Wednesday, May 7, 2008

Bertha

Tuhan, bila salib menimpa kami dengan hebat,
maka hancurlah kami.
Bila Engkau datang bersama salib,
Engkau memeluk kami.

Kata-kata tersebut dari Dom Helder Camara. Ia seorang Uskup Agung Metropolis Rio de Jenerio Brasil. Camara dikenal amat dekat dalam hidup bersama orang miskin di pinggiran ibukota. Kata-katanya itu mengingatkanku pada pengalaman sakit seorang sahabat. Tak ada yang pernah menduga bahwa ia akan sakit separah itu. Tubuhnya kurus kering. Matanya cekung dan kuning. Amat sulit untuk menarik nafas; menghirup udara kehidupan. Dulu, ia orang yang sangat energik; lincah ke sana ke mari. Di sekolah ia aktif dalam berbagai kegiatan. Salah satu yang digemarinya adalah Pramuka. Ia sering menjadi dirigen koor untuk sekolahnya. Di lingkungan Gereja, ia juga aktif sebagai putera altar; termasuk yang rajin dan disiplin dalam tugas.

Bersama teman-temannya, aku menjenguknya lagi. Aku coba pegang tangannya. Dingin. Tubuhnya bergetar karena menggigil. Aku sedikit bisa merasakan keganasan sakit malaria yang dideritanya. Aku juga pernah mengalaminya. Rupanya, ia sedang memandangku dan teman-temannnya. Ia sedikit tersenyum. “Bertha, aku dan teman-temanmu datang ke mari mau doakan kamu ya; supaya kamu cepat sembuh,” sapaku memecah kebisuan kata, karena sesungguhnya batin kami masing-masing tetap berbicara. Ia mengangguk dan menambah senyumannya. Mulailah kami berdoa. Teman-temannya berinisiatif memimpin doa. Selesai berdoa, kami berbincang dengannya dan dengan bapak-ibunya. Ketika aku mau pamit, ia sempat berpesan, “Ter, saya sudah pasrah.
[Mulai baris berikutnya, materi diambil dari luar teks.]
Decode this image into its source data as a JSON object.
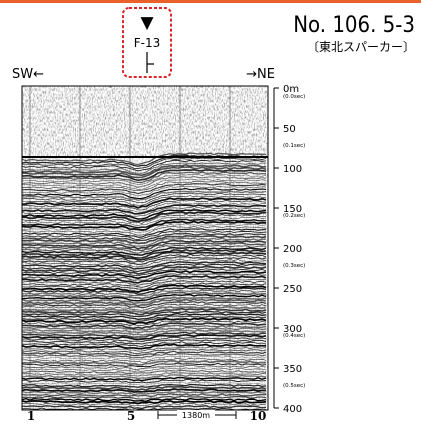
{
  "header": {
    "title": "No. 106. 5-3",
    "subtitle": "〔東北スパーカー〕"
  },
  "marker": {
    "symbol": "▼",
    "label": "F-13"
  },
  "directions": {
    "left": "SW←",
    "right": "→NE"
  },
  "depth_axis": {
    "range": [
      0,
      400
    ],
    "ticks": [
      {
        "value": 0,
        "label": "0m"
      },
      50,
      100,
      150,
      200,
      250,
      300,
      350,
      400
    ],
    "time_labels": [
      {
        "depth": 0,
        "label": "(0.0sec)"
      },
      {
        "depth": 70,
        "label": "(0.1sec)"
      },
      {
        "depth": 150,
        "label": "(0.2sec)"
      },
      {
        "depth": 220,
        "label": "(0.3sec)"
      },
      {
        "depth": 300,
        "label": "(0.4sec)"
      },
      {
        "depth": 370,
        "label": "(0.5sec)"
      }
    ]
  },
  "stations": [
    "1",
    "5",
    "10"
  ],
  "scale_bar": "1380m"
}
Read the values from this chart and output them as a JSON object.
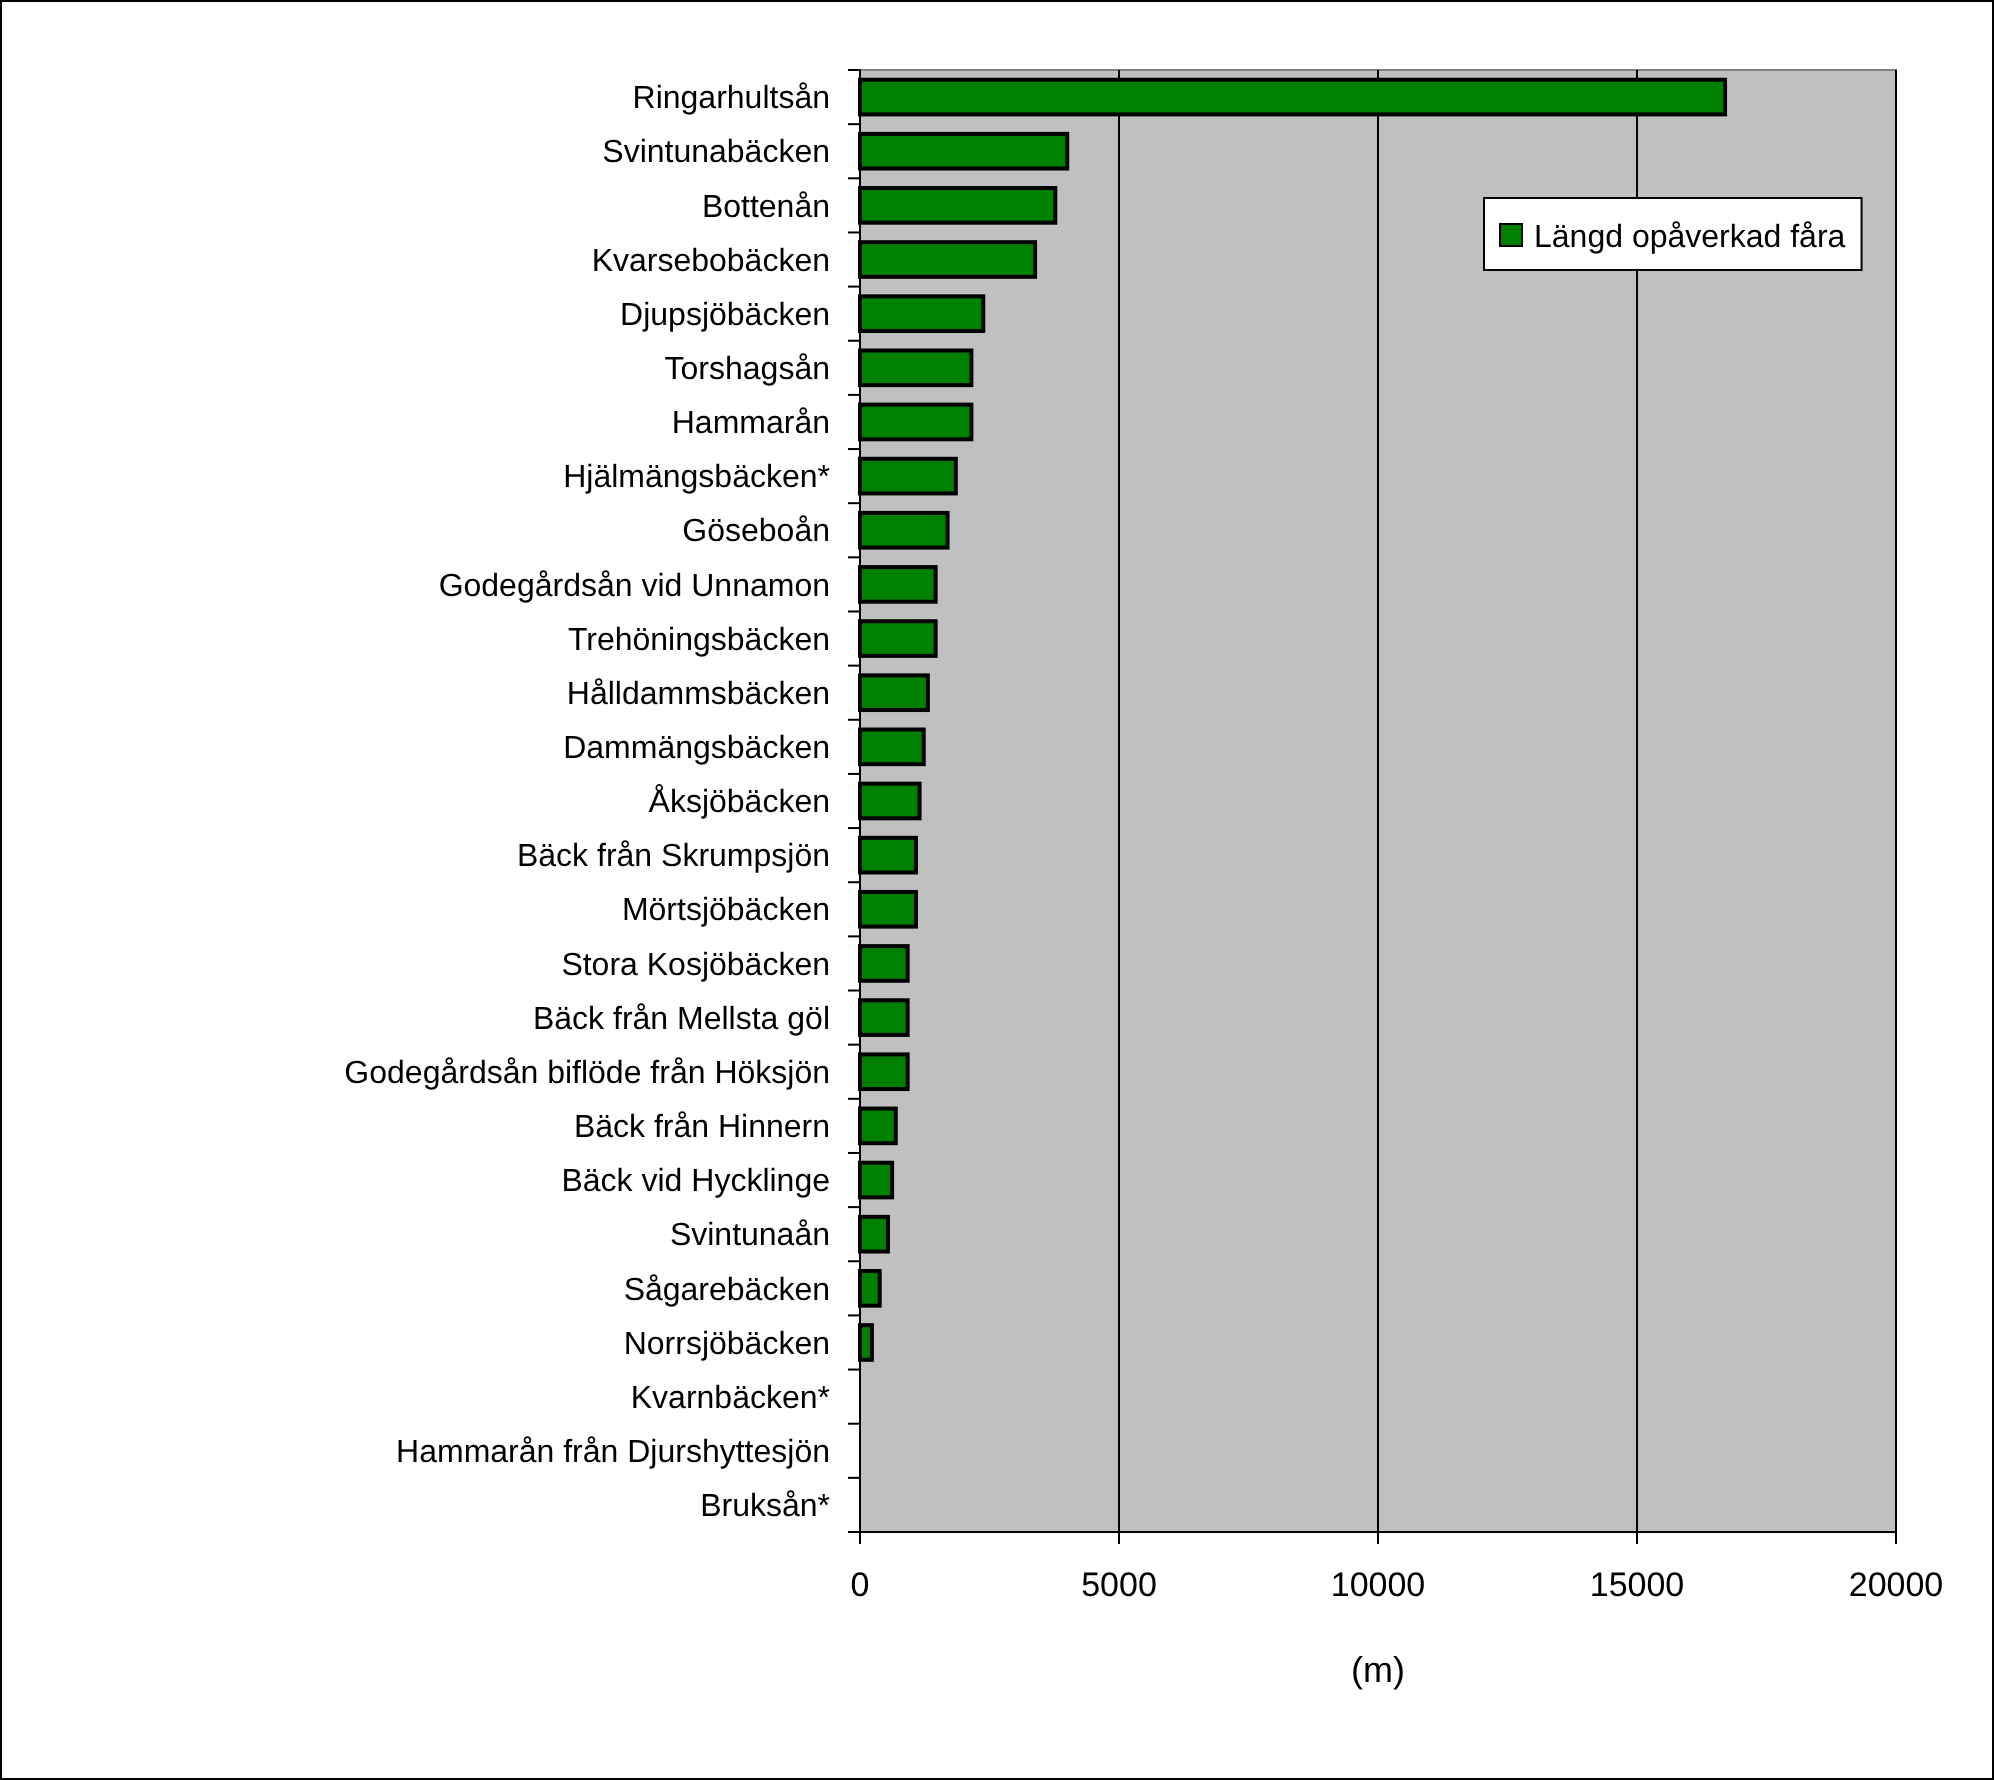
{
  "chart_data": {
    "type": "bar",
    "orientation": "horizontal",
    "xlabel": "(m)",
    "categories": [
      "Ringarhultsån",
      "Svintunabäcken",
      "Bottenån",
      "Kvarsebobäcken",
      "Djupsjöbäcken",
      "Torshagsån",
      "Hammarån",
      "Hjälmängsbäcken*",
      "Göseboån",
      "Godegårdsån vid Unnamon ",
      "Trehöningsbäcken",
      "Hålldammsbäcken",
      "Dammängsbäcken",
      "Åksjöbäcken",
      "Bäck från Skrumpsjön",
      "Mörtsjöbäcken",
      "Stora Kosjöbäcken",
      "Bäck från Mellsta göl",
      "Godegårdsån biflöde från Höksjön",
      "Bäck från Hinnern",
      "Bäck vid Hycklinge",
      "Svintunaån",
      "Sågarebäcken",
      "Norrsjöbäcken",
      "Kvarnbäcken*",
      "Hammarån från Djurshyttesjön",
      "Bruksån*"
    ],
    "series": [
      {
        "name": "Längd opåverkad fåra",
        "color": "#008000",
        "values": [
          16700,
          4000,
          3770,
          3380,
          2380,
          2150,
          2150,
          1850,
          1690,
          1460,
          1460,
          1310,
          1230,
          1150,
          1080,
          1080,
          920,
          920,
          920,
          690,
          620,
          540,
          380,
          230,
          0,
          0,
          0
        ]
      }
    ],
    "xlim": [
      0,
      20000
    ],
    "xticks": [
      0,
      5000,
      10000,
      15000,
      20000
    ],
    "grid": "x",
    "legend": "top right"
  }
}
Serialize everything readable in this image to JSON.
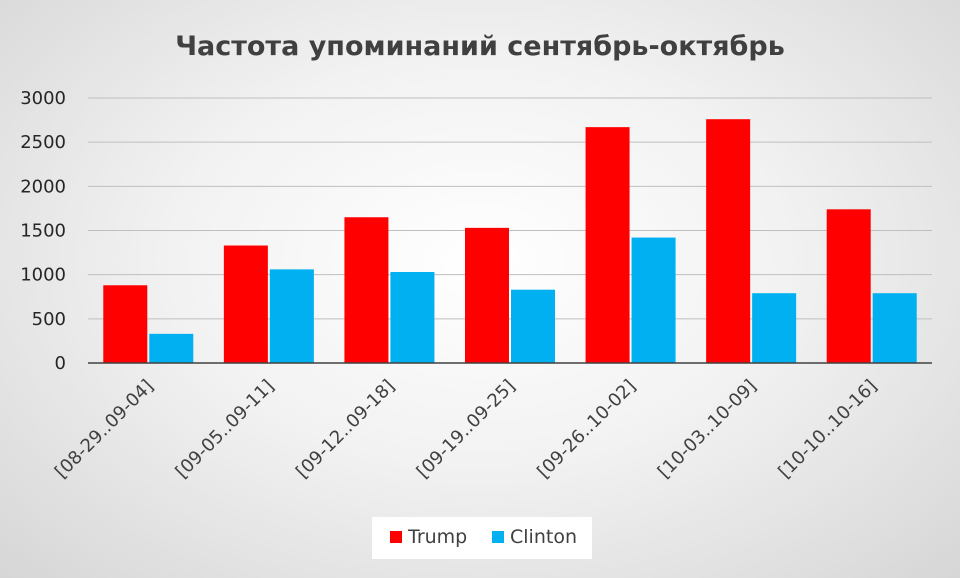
{
  "chart_data": {
    "type": "bar",
    "title": "Частота упоминаний сентябрь-октябрь",
    "categories": [
      "[08-29..09-04]",
      "[09-05..09-11]",
      "[09-12..09-18]",
      "[09-19..09-25]",
      "[09-26..10-02]",
      "[10-03..10-09]",
      "[10-10..10-16]"
    ],
    "series": [
      {
        "name": "Trump",
        "color": "#ff0000",
        "values": [
          880,
          1330,
          1650,
          1530,
          2670,
          2760,
          1740
        ]
      },
      {
        "name": "Clinton",
        "color": "#00b0f0",
        "values": [
          330,
          1060,
          1030,
          830,
          1420,
          790,
          790
        ]
      }
    ],
    "yticks": [
      "0",
      "500",
      "1000",
      "1500",
      "2000",
      "2500",
      "3000"
    ],
    "ylim": [
      0,
      3000
    ],
    "grid": true,
    "legend_position": "bottom",
    "xlabel": "",
    "ylabel": ""
  }
}
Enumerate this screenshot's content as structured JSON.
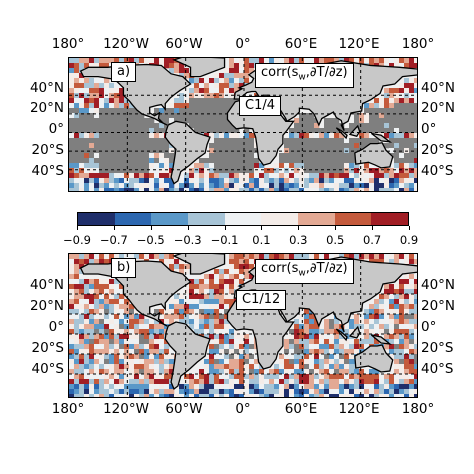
{
  "figure": {
    "lon_labels": [
      "180°",
      "120°W",
      "60°W",
      "0°",
      "60°E",
      "120°E",
      "180°"
    ],
    "lat_labels": [
      "40°N",
      "20°N",
      "0°",
      "20°S",
      "40°S"
    ],
    "panels": [
      {
        "letter": "a)",
        "quantity": "corr(s",
        "subscript": "w",
        "rest": ",∂T/∂z)",
        "experiment": "C1/4"
      },
      {
        "letter": "b)",
        "quantity": "corr(s",
        "subscript": "w",
        "rest": ",∂T/∂z)",
        "experiment": "C1/12"
      }
    ],
    "colorbar": {
      "ticks": [
        "−0.9",
        "−0.7",
        "−0.5",
        "−0.3",
        "−0.1",
        "0.1",
        "0.3",
        "0.5",
        "0.7",
        "0.9"
      ],
      "colors": [
        "#1f2f6b",
        "#2c67b0",
        "#5a98c8",
        "#a7c4d6",
        "#eef1f3",
        "#f4ece8",
        "#e3a994",
        "#c45a3c",
        "#a11e25",
        "#6a0c18"
      ]
    },
    "colors": {
      "land": "#c8c8c8",
      "masked": "#7f7f7f",
      "coast": "#000000"
    }
  }
}
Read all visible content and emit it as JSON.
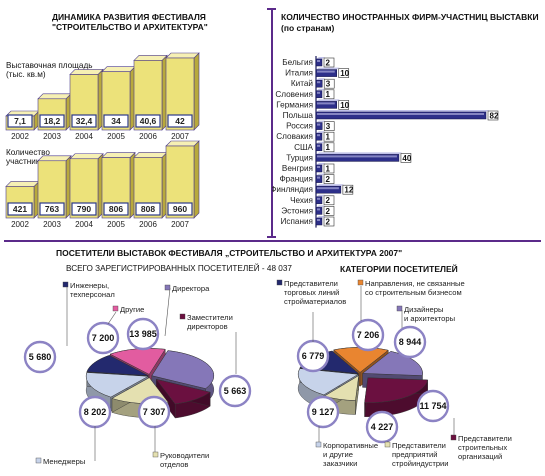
{
  "festival": {
    "title_line1": "ДИНАМИКА РАЗВИТИЯ ФЕСТИВАЛЯ",
    "title_line2": "\"СТРОИТЕЛЬСТВО И АРХИТЕКТУРА\""
  },
  "foreign": {
    "title": "КОЛИЧЕСТВО ИНОСТРАННЫХ ФИРМ-УЧАСТНИЦ ВЫСТАВКИ",
    "subtitle": "(по странам)"
  },
  "visitors": {
    "title": "ПОСЕТИТЕЛИ ВЫСТАВОК ФЕСТИВАЛЯ „СТРОИТЕЛЬСТВО И АРХИТЕКТУРА 2007\"",
    "total_label": "ВСЕГО ЗАРЕГИСТРИРОВАННЫХ ПОСЕТИТЕЛЕЙ  -  48 037",
    "categories_title": "КАТЕГОРИИ ПОСЕТИТЕЛЕЙ"
  },
  "colors": {
    "bar_face": "#ece27a",
    "bar_side": "#b8a93c",
    "bar_top": "#f6f0b4",
    "bar_outline": "#4b3a8a",
    "label_box": "#2d3a8c",
    "hbar": "#2d2f8a",
    "hbar_light": "#bfc0e8",
    "accent": "#5b2a8a"
  },
  "chart_data": [
    {
      "type": "bar",
      "title": "Выставочная площадь (тыс. кв.м)",
      "categories": [
        "2002",
        "2003",
        "2004",
        "2005",
        "2006",
        "2007"
      ],
      "values": [
        7.1,
        18.2,
        32.4,
        34,
        40.6,
        42
      ],
      "value_labels": [
        "7,1",
        "18,2",
        "32,4",
        "34",
        "40,6",
        "42"
      ],
      "ylim": [
        0,
        42
      ]
    },
    {
      "type": "bar",
      "title": "Количество участников",
      "categories": [
        "2002",
        "2003",
        "2004",
        "2005",
        "2006",
        "2007"
      ],
      "values": [
        421,
        763,
        790,
        806,
        808,
        960
      ],
      "value_labels": [
        "421",
        "763",
        "790",
        "806",
        "808",
        "960"
      ],
      "ylim": [
        0,
        960
      ]
    },
    {
      "type": "bar",
      "orientation": "horizontal",
      "title": "КОЛИЧЕСТВО ИНОСТРАННЫХ ФИРМ-УЧАСТНИЦ ВЫСТАВКИ",
      "categories": [
        "Бельгия",
        "Италия",
        "Китай",
        "Словения",
        "Германия",
        "Польша",
        "Россия",
        "Словакия",
        "США",
        "Турция",
        "Венгрия",
        "Франция",
        "Финляндия",
        "Чехия",
        "Эстония",
        "Испания"
      ],
      "values": [
        2,
        10,
        3,
        1,
        10,
        82,
        3,
        1,
        1,
        40,
        1,
        2,
        12,
        2,
        2,
        2
      ]
    },
    {
      "type": "pie",
      "title": "ПОСЕТИТЕЛИ ВЫСТАВОК ФЕСТИВАЛЯ „СТРОИТЕЛЬСТВО И АРХИТЕКТУРА 2007\"",
      "labels": [
        "Директора",
        "Заместители директоров",
        "Руководители отделов",
        "Менеджеры",
        "Инженеры, техперсонал",
        "Другие"
      ],
      "values": [
        13985,
        5663,
        7307,
        8202,
        5680,
        7200
      ],
      "value_labels": [
        "13 985",
        "5 663",
        "7 307",
        "8 202",
        "5 680",
        "7 200"
      ],
      "colors": [
        "#8577b8",
        "#6b1040",
        "#e4e0b0",
        "#c7d3ea",
        "#23296e",
        "#e25ca0"
      ]
    },
    {
      "type": "pie",
      "title": "КАТЕГОРИИ ПОСЕТИТЕЛЕЙ",
      "labels": [
        "Дизайнеры и архитекторы",
        "Представители строительных организаций",
        "Представители предприятий стройиндустрии",
        "Корпоративные и другие заказчики",
        "Представители торговых линий стройматериалов",
        "Направления, не связанные со строительным бизнесом"
      ],
      "values": [
        8944,
        11754,
        4227,
        9127,
        6779,
        7206
      ],
      "value_labels": [
        "8 944",
        "11 754",
        "4 227",
        "9 127",
        "6 779",
        "7 206"
      ],
      "colors": [
        "#8577b8",
        "#6b1040",
        "#e4e0b0",
        "#c7d3ea",
        "#23296e",
        "#e98530"
      ]
    }
  ]
}
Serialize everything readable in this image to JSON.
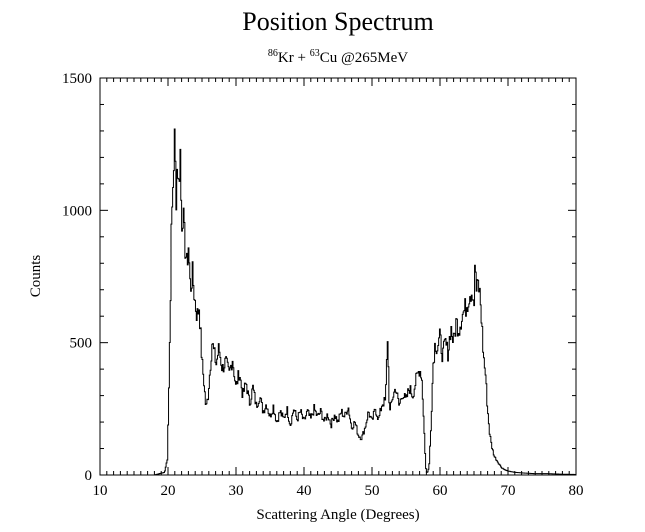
{
  "chart_data": {
    "type": "line",
    "title": "Position Spectrum",
    "subtitle": {
      "parts": [
        {
          "text": "86",
          "sup": true
        },
        {
          "text": "Kr + ",
          "sup": false
        },
        {
          "text": "63",
          "sup": true
        },
        {
          "text": "Cu @265MeV",
          "sup": false
        }
      ]
    },
    "xlabel": "Scattering Angle (Degrees)",
    "ylabel": "Counts",
    "xlim": [
      10,
      80
    ],
    "ylim": [
      0,
      1500
    ],
    "xticks": [
      10,
      20,
      30,
      40,
      50,
      60,
      70,
      80
    ],
    "xtick_labels": [
      "10",
      "20",
      "30",
      "40",
      "50",
      "60",
      "70",
      "80"
    ],
    "yticks": [
      0,
      500,
      1000,
      1500
    ],
    "ytick_labels": [
      "0",
      "500",
      "1000",
      "1500"
    ],
    "grid": false,
    "legend": "none",
    "line_color": "#000000",
    "series": [
      {
        "x": [
          10,
          18,
          19.5,
          19.9,
          20.2,
          20.5,
          20.8,
          21.0,
          21.2,
          21.4,
          21.6,
          21.8,
          22.0,
          22.2,
          22.4,
          22.6,
          22.8,
          23.0,
          23.3,
          23.6,
          24.0,
          24.3,
          24.6,
          25.0,
          25.3,
          25.6,
          25.9,
          26.2,
          26.5,
          26.8,
          27.1,
          27.5,
          28.0,
          28.5,
          29.0,
          29.5,
          30.0,
          30.5,
          31.0,
          31.5,
          32.0,
          32.5,
          33.0,
          33.5,
          34.0,
          34.5,
          35.0,
          35.5,
          36.0,
          36.5,
          37.0,
          37.5,
          38.0,
          38.5,
          39.0,
          39.5,
          40.0,
          40.5,
          41.0,
          41.5,
          42.0,
          42.5,
          43.0,
          43.5,
          44.0,
          44.5,
          45.0,
          45.5,
          46.0,
          46.5,
          47.0,
          47.5,
          48.0,
          48.5,
          49.0,
          49.5,
          50.0,
          50.5,
          51.0,
          51.5,
          52.0,
          52.3,
          52.6,
          52.8,
          53.0,
          53.5,
          54.0,
          54.5,
          55.0,
          55.5,
          56.0,
          56.5,
          57.0,
          57.3,
          57.6,
          57.9,
          58.1,
          58.4,
          58.7,
          59.0,
          59.3,
          59.6,
          60.0,
          60.4,
          60.8,
          61.2,
          61.6,
          62.0,
          62.4,
          62.8,
          63.2,
          63.6,
          64.0,
          64.4,
          64.8,
          65.0,
          65.2,
          65.4,
          65.6,
          65.8,
          66.0,
          66.2,
          66.4,
          66.7,
          67.0,
          67.3,
          67.6,
          68.0,
          68.5,
          69.0,
          69.5,
          70.0,
          71.0,
          72.0,
          74.0,
          76.0,
          78.0,
          80.0
        ],
        "y": [
          0,
          0,
          10,
          60,
          400,
          900,
          1150,
          1270,
          1050,
          1200,
          1080,
          1250,
          950,
          1000,
          900,
          850,
          780,
          880,
          700,
          760,
          650,
          600,
          640,
          430,
          350,
          250,
          300,
          400,
          500,
          460,
          420,
          480,
          400,
          430,
          380,
          440,
          330,
          390,
          300,
          350,
          270,
          330,
          260,
          300,
          240,
          270,
          220,
          260,
          200,
          240,
          210,
          250,
          190,
          250,
          210,
          240,
          200,
          240,
          210,
          250,
          220,
          240,
          200,
          230,
          190,
          230,
          200,
          240,
          220,
          260,
          180,
          200,
          150,
          140,
          180,
          240,
          200,
          250,
          210,
          270,
          280,
          520,
          230,
          260,
          290,
          330,
          260,
          310,
          280,
          330,
          300,
          360,
          400,
          380,
          220,
          30,
          5,
          30,
          200,
          420,
          500,
          480,
          520,
          450,
          500,
          460,
          560,
          500,
          580,
          550,
          600,
          620,
          650,
          690,
          700,
          640,
          810,
          680,
          720,
          700,
          640,
          550,
          450,
          380,
          250,
          160,
          110,
          70,
          50,
          30,
          20,
          15,
          10,
          8,
          5,
          5,
          3,
          2
        ]
      }
    ]
  }
}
Tolong panggilkan Pater.......”. Aku mengangguk dan segera pulang. Teman-temannya masih tetap tinggal di sana untuk menemaninya.

Dua hari sesudah sakramen perminyakan, ia berpulang. Berpulang dalam damai meski derita sakit dialaminya. Aku merasa kehilangan. Namun, aku pun diteguhkan oleh pengalamannya. Di usianya yang masih muda, derita atau salib tidak menghilangkan imannya, melainkan memperteguh imannya. Kepasrahan dalam senyuman dan pesannya menandakan sudah terjadinya sebuah perjumpaan intim dengan Sang Pemberi Hidup. Aku meraskannya sebagai sebuah kebahagian hidup yang tentunya diingini dan dicari setiap insan. Saat ini aku ingin mengenangnya dan kita semua juga mengenang mereka yang berpulang dalam damai meskipun derita dialaminya, dengan kata-kata Ayub ini: “Aku tahu ya Tuhan, bahwa Engkau Mahakuasa; ... dahulu pengetahuanku tentang Engkau hanya kudengar dari orang saja, tetapi sekarang kukenal Engkau dengan berhadapan muka.” (Ayub 42:1a, 5). Selamat berbahagia sobat. Ibo ini enaimo nitai (Tuhan sertamu selalu)!